With engagement signals with content and social increasingly influencing the search results, will webmasters shift tactic and begin to exchange shares, likes and +1′s to try and artificially enhance their websites rankings?
Imagine it, rather than receiving an email asking to exchange links, it’s shares, likes and +1′s instead:
I found your website while searching on Google for [xyz business] and think that our websites have a similar theme.
Would you like to exchange shares, likes or +1′s with my website? In return, we will share your website on our social networks.
As you know, shares influence your Google search engine rankings, benefiting your websites traffic. Once you have shared our website, take a screengrab and send it to us and we’ll do the same.
Basically, you +1 my website and I’ll +1 yours. For confirmation, webmaster asks you to send a screengrab.
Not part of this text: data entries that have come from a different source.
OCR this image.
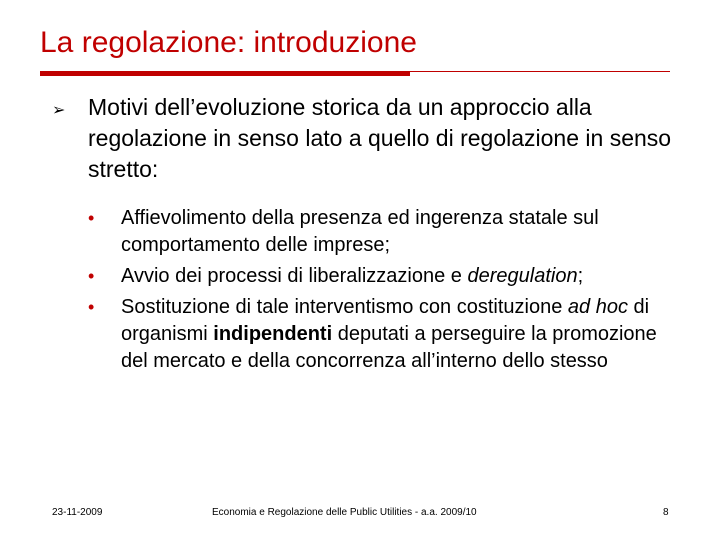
La regolazione: introduzione
➢ Motivi dell’evoluzione storica da un approccio alla regolazione in senso lato a quello di regolazione in senso stretto:
• Affievolimento della presenza ed ingerenza statale sul comportamento delle imprese;
• Avvio dei processi di liberalizzazione e deregulation;
• Sostituzione di tale interventismo con costituzione ad hoc di organismi indipendenti deputati a perseguire la promozione del mercato e della concorrenza all’interno dello stesso
23-11-2009	Economia e Regolazione delle Public Utilities - a.a. 2009/10	8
It haven’t received an email like this yet, but it pains me to think this will occur. More unsolicited email’s draining resource.
Search Engine Stance
Stepping into Bing and Google’s shoes, should I be worried? Will people be able to enhance the search results without merit? I don’t think so.
The main difference for me between exchange links and engagement like +1′s and shares is that it’s in public eye. Reciprocal links are often buried, out of the click-stream – another reason search engines don’t’ value reciprocals.
Shares on the other hand are very public. For example, sharing another’s website on Facebook is publically vouching for that website. You’re saying to all your fans that you like it. If it sells drugs, wants to enlarge your man-bits, or is generally low quality and poor, you cannot hide that deep within a websites architecture – everyone who follows you may end up changing their opinion of your website. That isn’t good reputation management. I could be wrong here; this may actually be going on now and i’m just not cool enough to know about it.
What do you think, will the reciprocal link exchange evolve with modern day search engines and change tactic looking at exchanging shares, likes and +1′s instead?